This post is in response to The Finer Nation’s “Ugh–Crappy Modern Quilting” because, really, she makes a good point about the role of quilting and what it does.
I know by now you’ve seen all sorts of modern quilts and the quilting on them. From dense to sparse, quilting itself covers a wide range of styles and techniques. I am only going to briefly talk about my own personal feelings on how much quilting is enough. Quilts and quilting can and do make beautiful objects, but if you want your quilt to be an heirloom, then you have to consider how best to construct it to make that happen.
Quilting stitches do several things:
1) It keeps the batting in place (more on this in a minute)
2) It keeps the fabric from shifting and hanging funny, and
3) provides and important design element
Wherever there is a line of quilting, there will be stress on the fabric as it holds everything in place. How many of us have seen tied quilts where there are gaping holes where the ties have been? Thinking about how the quilting on many modern quilts is often simple and spare and reflective of the large blocks (sometimes 4″ or more apart), that means there are fewer stitches to hold the heavy weight of fabric and batting together. In general, I think it is best to think about keeping your quilting lines really no more than an inch apart. It’s like that game “Light as a Feather, Stiff as a Board”: A bunch of people can use one finger to lift a person on the ground, but fewer people have a much harder time of it. Think about how fewer stitches will have to bear much more weight, and how they’ll do. For this reason, unless you’re making an “arty” quilt (and really, not even then, IMHO), the more a quilt is quilted, and the smaller the stitch length, the better.

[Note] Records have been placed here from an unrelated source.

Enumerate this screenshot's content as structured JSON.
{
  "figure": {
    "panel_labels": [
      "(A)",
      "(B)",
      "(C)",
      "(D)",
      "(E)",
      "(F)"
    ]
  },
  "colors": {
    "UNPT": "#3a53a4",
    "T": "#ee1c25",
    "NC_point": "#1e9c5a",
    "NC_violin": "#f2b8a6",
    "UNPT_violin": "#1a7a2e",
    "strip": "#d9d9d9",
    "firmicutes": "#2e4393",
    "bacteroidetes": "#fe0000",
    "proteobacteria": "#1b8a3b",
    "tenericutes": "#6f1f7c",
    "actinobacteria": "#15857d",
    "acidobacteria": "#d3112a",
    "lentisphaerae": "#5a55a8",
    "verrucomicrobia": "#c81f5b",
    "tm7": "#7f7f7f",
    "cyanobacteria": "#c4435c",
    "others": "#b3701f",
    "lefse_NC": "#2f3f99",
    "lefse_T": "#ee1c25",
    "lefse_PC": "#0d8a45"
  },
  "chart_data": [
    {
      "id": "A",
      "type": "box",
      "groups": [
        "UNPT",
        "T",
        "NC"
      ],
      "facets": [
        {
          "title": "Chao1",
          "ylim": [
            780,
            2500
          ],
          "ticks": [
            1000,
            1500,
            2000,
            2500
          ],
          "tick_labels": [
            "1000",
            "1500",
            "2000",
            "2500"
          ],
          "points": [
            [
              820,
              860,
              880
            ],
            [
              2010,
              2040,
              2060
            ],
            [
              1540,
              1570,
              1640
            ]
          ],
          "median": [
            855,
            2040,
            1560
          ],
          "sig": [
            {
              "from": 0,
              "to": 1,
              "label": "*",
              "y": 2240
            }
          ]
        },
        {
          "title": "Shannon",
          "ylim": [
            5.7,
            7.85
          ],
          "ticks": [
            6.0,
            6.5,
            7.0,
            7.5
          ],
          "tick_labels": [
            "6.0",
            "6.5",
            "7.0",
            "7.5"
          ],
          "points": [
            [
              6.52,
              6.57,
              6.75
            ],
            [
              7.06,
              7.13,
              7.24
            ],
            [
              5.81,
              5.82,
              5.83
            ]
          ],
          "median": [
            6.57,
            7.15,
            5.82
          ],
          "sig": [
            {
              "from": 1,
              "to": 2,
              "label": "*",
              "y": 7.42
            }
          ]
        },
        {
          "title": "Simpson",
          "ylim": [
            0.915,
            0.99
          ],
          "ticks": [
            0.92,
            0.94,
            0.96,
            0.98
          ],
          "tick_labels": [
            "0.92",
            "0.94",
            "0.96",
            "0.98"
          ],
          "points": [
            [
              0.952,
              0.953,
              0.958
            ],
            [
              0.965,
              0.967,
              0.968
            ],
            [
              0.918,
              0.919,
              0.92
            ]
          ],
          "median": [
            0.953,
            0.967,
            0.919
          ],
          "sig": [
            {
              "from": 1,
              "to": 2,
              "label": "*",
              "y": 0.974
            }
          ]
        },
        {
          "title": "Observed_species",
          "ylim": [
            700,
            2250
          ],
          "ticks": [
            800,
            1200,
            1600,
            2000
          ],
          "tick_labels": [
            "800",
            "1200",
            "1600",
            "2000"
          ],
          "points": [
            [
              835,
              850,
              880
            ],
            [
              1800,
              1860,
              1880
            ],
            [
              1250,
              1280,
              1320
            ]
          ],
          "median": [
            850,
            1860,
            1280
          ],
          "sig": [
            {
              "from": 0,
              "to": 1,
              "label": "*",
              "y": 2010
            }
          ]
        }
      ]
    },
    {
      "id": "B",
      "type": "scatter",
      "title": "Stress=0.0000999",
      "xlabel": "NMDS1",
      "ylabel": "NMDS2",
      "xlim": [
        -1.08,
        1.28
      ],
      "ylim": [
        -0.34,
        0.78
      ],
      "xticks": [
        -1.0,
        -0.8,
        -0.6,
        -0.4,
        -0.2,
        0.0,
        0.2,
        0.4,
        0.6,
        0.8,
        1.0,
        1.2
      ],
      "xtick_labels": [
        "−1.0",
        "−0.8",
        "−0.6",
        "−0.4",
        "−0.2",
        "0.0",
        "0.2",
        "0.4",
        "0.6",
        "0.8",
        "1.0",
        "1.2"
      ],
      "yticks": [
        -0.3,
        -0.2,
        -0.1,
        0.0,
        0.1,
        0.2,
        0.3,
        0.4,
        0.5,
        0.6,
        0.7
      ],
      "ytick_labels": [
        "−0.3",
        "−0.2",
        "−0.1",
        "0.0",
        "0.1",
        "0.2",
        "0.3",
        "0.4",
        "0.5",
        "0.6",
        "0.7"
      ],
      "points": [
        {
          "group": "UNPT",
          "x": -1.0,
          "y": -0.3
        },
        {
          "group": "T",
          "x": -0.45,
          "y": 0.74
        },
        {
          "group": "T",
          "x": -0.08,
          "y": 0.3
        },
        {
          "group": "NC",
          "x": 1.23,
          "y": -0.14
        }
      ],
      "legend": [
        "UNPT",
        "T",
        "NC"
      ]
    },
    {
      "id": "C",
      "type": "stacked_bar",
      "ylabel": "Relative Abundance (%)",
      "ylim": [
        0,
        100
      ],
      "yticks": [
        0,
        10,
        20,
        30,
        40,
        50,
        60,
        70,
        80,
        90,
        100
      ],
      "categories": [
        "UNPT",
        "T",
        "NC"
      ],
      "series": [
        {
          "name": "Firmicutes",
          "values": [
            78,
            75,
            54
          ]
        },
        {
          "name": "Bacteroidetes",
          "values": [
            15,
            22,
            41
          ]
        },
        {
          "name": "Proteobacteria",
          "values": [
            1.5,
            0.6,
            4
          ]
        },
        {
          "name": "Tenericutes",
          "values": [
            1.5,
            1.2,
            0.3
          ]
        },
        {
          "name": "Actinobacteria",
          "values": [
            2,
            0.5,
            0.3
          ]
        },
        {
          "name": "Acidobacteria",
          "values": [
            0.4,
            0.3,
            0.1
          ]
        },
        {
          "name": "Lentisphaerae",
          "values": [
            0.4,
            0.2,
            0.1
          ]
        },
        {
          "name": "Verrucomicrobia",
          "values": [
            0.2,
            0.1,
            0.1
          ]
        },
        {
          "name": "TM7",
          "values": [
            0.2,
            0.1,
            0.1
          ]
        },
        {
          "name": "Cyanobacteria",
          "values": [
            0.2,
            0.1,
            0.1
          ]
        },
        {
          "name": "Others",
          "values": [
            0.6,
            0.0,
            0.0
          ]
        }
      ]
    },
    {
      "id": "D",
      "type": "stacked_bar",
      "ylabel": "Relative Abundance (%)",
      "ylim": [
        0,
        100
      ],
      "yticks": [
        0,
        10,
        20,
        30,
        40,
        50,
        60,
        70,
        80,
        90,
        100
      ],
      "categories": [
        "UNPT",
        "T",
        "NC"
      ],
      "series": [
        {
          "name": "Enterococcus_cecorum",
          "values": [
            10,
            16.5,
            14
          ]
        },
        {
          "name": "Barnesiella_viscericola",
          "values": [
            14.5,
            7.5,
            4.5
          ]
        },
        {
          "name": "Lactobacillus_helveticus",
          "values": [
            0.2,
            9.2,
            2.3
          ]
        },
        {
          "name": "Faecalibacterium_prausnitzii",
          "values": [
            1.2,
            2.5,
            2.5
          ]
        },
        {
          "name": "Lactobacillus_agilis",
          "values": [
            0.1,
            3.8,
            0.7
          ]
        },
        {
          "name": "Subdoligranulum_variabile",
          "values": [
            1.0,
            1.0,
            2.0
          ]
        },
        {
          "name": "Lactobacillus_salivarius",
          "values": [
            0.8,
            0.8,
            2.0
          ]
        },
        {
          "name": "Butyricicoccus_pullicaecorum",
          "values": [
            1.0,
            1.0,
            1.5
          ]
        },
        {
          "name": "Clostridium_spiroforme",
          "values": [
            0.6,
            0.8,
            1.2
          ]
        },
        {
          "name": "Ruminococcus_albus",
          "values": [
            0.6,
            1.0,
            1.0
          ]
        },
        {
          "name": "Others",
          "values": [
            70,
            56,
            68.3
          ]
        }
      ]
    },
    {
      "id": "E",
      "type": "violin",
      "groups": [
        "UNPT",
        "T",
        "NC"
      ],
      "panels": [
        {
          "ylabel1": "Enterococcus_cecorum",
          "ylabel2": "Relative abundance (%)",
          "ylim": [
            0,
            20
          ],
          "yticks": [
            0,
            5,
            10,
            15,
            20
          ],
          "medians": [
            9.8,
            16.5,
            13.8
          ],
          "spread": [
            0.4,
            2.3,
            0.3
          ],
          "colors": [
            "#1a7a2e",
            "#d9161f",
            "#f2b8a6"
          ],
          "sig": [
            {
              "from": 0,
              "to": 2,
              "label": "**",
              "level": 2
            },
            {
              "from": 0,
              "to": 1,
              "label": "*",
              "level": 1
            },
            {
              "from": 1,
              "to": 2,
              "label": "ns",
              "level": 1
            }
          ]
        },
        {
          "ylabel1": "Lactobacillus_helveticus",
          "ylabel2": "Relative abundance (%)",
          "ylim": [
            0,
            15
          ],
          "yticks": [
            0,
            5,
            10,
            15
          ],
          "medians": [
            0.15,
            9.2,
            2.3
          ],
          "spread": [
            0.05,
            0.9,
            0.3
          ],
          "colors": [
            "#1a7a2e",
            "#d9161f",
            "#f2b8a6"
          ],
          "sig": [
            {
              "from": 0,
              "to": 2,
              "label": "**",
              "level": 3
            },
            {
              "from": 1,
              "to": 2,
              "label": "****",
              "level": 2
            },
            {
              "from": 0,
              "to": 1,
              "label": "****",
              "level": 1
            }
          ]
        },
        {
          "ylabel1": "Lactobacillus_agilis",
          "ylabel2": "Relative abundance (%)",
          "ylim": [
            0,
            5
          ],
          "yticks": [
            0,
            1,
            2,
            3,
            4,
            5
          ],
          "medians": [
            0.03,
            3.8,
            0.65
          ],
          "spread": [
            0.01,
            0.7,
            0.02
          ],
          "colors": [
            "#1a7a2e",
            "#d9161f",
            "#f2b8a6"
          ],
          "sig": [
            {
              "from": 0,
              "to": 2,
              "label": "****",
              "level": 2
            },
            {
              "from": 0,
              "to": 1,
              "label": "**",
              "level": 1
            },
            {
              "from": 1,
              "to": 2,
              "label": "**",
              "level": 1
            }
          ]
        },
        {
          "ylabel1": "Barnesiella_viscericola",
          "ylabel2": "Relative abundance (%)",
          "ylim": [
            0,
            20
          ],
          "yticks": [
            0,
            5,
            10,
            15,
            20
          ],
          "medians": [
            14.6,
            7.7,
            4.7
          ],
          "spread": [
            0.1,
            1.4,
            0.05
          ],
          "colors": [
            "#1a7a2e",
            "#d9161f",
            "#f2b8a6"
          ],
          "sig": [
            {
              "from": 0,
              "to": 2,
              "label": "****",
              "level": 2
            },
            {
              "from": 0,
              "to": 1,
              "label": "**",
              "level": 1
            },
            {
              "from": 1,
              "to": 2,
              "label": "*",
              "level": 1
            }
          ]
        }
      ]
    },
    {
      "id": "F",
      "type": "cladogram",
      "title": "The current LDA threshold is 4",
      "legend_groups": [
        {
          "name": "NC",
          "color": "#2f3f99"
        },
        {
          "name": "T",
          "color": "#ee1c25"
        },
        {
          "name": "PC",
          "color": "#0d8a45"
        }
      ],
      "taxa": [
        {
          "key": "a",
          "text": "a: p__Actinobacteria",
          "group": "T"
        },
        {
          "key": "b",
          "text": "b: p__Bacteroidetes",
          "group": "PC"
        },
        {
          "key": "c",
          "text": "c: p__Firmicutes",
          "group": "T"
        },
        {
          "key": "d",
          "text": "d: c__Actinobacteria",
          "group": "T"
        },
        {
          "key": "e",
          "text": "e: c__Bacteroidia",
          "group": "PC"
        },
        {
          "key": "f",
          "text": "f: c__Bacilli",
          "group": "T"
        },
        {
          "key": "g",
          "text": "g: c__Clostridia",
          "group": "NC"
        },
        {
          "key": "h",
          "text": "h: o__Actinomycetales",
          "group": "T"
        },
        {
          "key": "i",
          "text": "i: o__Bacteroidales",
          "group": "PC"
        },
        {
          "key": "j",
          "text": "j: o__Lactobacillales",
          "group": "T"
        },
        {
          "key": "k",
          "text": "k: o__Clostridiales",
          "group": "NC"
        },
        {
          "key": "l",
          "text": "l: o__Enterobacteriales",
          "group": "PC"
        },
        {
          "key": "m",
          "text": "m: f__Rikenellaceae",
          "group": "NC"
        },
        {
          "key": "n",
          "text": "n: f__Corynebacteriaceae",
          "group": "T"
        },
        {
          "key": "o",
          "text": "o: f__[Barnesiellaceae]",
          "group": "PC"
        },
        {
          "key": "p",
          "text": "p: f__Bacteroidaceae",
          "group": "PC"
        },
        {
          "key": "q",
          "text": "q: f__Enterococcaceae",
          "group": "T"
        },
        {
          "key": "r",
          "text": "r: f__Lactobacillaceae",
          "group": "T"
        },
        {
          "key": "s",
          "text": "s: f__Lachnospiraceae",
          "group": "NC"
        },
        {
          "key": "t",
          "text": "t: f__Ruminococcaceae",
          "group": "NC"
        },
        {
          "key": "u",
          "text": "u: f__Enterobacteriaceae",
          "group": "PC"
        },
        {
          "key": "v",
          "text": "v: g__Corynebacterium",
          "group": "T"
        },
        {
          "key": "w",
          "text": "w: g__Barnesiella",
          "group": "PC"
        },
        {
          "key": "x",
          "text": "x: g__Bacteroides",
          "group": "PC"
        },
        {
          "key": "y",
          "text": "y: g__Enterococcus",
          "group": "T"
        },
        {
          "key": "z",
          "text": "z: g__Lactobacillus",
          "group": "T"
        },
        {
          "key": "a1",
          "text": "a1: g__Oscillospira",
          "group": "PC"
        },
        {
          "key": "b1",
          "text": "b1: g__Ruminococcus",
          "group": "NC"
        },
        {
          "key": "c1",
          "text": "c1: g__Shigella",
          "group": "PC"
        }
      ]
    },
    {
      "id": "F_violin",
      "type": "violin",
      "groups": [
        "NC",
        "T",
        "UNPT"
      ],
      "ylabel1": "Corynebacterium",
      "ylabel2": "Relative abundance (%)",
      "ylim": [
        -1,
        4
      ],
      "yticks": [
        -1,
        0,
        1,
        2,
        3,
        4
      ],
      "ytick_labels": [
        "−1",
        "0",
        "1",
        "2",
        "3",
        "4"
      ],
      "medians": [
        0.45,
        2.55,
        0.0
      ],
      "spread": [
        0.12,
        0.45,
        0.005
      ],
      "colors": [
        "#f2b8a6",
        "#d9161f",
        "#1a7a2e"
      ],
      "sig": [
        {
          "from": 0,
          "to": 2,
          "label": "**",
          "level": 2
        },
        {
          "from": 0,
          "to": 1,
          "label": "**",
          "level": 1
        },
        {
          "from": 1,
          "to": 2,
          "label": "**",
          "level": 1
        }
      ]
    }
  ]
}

If you’re really making a quilt to be used and washed and dried and dragged around and used and washed and dried and– well, you get the point– then you really have to consider what the quilting is doing for you. Over time, your batting will wash enough times that it’ll become lumpy or perhaps even shred, depending on the brand. That’s not what anyone wants. In the end, it’s up to you, but quilting does have a function in extending the life of your quilt. You can still think of ways to make it look minimalist if that’s what you want, and I would recommend using a 50 weight polyester thread matched to your quilt top. I promise, it will wash up nice and soft after a couple of washes, no matter how densely it’s been quilted. Hope this helps!
I agree with you 100%!
Exactly! And I don’t minimally quilted SMALL quilts.
It’s the larger and bed quilts that upset me. 😉 yours was beautiful 😀
Thanks, Stephanie! I have a few tied quilts from when I was a kid, and needless to say they are a shell of their former selves. Good quilting would have made them last.
Sherri Lynn Wood (@daintytime) says
The quilting is a huge design element. Determining a quilting pattern that adds rather than subtracts to the patchwork pattern of the quilt top is one of the most challenging parts of the design process. It will make or break the overall visual quality of the quilt.